Timing of rain and snow events influences when and how much water is pumped from the aquifer for irrigation and other purposes. In 2019, the western Kansas growing season started off very dry in April, with generous rainfall amounts in May providing some relief. By July, it was dry again over much of the region, and average precipitation rates stayed low through the rest of the year.
“Precipitation patterns were a little bit of a roller coaster this last year,” said Brownie Wilson, KGS water-data manager. “It’s been a very dry fall with virtually the entire extent of the High Plains aquifer region in Kansas under some level of drought conditions, including some areas of southwest Kansas where conditions are listed in the extreme drought category.”
Dry fall weather may lead to later-than-normal pumping that, in turn, could skew the KGS’s January 2020 water-level measurement results.
“If we run into late-season pumping, water levels could be artificially low because the aquifer hasn't had its traditional time to recover from the summer pumping season,” Wilson said. “When this happens, we usually see things balance out the following year.”

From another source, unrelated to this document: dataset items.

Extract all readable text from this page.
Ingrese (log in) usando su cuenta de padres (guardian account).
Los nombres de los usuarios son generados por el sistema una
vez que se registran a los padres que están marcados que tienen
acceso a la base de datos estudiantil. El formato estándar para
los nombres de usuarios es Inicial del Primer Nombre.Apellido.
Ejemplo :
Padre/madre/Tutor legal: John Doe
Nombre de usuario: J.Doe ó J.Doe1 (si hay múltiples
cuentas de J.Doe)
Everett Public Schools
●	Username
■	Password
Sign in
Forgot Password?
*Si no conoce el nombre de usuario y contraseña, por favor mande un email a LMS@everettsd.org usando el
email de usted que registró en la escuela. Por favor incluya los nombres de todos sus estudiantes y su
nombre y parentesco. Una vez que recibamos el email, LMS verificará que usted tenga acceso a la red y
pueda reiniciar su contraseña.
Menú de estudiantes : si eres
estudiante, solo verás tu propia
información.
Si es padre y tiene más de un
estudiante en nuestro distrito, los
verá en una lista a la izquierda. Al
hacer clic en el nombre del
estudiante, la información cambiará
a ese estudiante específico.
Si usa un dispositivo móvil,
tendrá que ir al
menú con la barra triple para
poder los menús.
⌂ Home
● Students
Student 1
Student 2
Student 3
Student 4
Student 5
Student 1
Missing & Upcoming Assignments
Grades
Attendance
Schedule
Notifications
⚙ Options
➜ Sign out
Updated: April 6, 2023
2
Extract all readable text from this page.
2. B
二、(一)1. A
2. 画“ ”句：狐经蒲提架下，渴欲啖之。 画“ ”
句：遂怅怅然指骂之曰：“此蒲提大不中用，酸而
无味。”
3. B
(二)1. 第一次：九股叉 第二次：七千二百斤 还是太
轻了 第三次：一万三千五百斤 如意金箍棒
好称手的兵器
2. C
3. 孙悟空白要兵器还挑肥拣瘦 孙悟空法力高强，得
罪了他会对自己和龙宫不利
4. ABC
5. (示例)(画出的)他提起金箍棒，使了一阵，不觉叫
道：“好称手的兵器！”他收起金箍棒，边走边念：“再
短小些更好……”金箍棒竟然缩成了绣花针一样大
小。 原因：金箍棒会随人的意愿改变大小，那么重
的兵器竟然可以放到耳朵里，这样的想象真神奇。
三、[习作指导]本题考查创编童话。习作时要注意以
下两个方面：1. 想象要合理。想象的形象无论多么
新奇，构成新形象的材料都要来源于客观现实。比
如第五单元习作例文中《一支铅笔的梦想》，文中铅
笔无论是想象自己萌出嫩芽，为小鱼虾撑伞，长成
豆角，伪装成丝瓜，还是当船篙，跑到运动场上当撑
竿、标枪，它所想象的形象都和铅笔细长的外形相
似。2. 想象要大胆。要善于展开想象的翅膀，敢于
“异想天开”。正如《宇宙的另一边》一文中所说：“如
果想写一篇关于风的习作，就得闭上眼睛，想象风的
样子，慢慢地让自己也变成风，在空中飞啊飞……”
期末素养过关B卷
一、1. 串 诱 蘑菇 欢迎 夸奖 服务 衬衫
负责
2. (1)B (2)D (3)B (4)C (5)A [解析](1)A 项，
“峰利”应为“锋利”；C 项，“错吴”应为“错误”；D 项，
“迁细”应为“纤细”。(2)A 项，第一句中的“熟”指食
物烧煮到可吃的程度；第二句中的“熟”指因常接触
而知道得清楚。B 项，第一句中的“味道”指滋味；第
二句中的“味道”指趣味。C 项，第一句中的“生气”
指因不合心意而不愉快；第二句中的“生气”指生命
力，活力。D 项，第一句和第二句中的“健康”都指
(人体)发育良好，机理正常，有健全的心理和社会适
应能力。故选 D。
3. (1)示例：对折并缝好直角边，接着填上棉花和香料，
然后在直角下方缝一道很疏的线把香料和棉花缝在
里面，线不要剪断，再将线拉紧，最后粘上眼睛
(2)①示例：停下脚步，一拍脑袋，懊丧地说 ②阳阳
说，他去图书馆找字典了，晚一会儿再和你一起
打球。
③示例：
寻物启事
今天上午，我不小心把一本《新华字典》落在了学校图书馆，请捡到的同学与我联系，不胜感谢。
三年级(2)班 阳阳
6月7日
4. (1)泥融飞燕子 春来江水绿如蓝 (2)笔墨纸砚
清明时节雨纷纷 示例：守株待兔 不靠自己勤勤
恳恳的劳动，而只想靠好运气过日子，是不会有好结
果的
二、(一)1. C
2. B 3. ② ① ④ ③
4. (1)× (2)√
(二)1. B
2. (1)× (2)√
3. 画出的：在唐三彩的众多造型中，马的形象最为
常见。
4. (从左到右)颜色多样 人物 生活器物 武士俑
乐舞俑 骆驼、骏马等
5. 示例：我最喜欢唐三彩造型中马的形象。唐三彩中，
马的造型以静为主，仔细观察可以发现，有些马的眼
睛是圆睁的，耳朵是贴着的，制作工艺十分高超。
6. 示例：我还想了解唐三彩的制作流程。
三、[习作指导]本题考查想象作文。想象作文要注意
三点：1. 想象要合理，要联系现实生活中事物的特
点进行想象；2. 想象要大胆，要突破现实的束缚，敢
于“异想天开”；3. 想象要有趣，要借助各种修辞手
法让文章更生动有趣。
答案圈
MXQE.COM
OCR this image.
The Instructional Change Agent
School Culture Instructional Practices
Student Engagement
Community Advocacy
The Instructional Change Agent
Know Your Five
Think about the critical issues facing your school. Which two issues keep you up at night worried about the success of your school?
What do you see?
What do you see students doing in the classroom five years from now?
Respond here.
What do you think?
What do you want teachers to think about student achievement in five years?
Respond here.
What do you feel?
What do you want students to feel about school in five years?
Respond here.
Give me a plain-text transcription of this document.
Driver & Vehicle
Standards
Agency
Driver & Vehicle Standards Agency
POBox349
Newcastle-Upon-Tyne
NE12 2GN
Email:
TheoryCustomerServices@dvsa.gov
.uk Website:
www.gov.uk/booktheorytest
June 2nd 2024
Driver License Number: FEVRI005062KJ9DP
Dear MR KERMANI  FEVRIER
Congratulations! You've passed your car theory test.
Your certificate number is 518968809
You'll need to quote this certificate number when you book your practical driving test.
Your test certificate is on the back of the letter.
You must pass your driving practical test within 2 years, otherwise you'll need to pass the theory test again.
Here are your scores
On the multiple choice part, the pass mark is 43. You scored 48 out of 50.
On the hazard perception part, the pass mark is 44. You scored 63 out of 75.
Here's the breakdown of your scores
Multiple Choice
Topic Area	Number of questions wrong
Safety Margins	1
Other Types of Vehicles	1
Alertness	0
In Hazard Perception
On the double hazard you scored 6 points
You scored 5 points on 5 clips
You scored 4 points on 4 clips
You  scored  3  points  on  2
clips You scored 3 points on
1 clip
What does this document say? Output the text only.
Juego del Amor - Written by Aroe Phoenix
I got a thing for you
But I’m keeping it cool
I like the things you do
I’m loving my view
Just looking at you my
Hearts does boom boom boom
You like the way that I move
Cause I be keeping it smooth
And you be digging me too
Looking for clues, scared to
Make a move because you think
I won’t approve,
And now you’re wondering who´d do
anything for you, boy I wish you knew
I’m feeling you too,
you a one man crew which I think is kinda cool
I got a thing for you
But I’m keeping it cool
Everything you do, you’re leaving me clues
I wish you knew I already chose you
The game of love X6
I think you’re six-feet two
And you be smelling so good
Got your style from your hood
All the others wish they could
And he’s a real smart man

The project is coordinated with the Kansas Department of Agriculture’s Division of Water Resources (DWR). Of the 1,430 wells being monitored in 48 counties, the KGS will measure 588, and crews from the DWR's field offices in Garden City, Stafford and Stockton will measure 842. New wells are added to the program as older wells become inaccessible or to fill in spatial gaps in the monitoring network.
The Kansas portion of the High Plains aquifer is divided into three subunits—the extensive Ogallala aquifer that underlies much of western Kansas and parts of seven surrounding states, the Great Bend Prairie aquifer in west-central Kansas, and the Equus Beds aquifer north and west of Wichita.
The Ogallala aquifer groundwater levels in much of western Kansas started dropping in the 1950s as pumping increased. Declines accelerated in some areas, notably southwest Kansas, during a period of prolonged drought conditions in the early 2000s. Levels in the Great Bend Prairie and Equus Beds aquifers, which are shallower and generally receive greater precipitation than the Ogallala, are more influenced by recharge — that is, water seeping down from the surface.
“We are expecting to find traditional patterns in the water-level changes, where declines are relatively greater in the southwest than in the northwest,” Wilson said. “In the Equus Beds and Great Bend Prairie aquifers, levels should be about the same as last year or slightly higher.”
The wells are accessed with landowners’ permission, and most have been measured for years, even decades. The majority are within the boundaries of the state’s five Groundwater Management Districts (GMDs), which are organized and governed by area landowners and water users to address local water-resource issues.
The KGS and DWR measure groundwater levels in December, January, and February to avoid — as much as possible — short-term declines caused by widespread pumping during the growing season.
Historical annual measurements for each well are available at the KGS's website. Results of measurements made in January 2020 will be added in late February.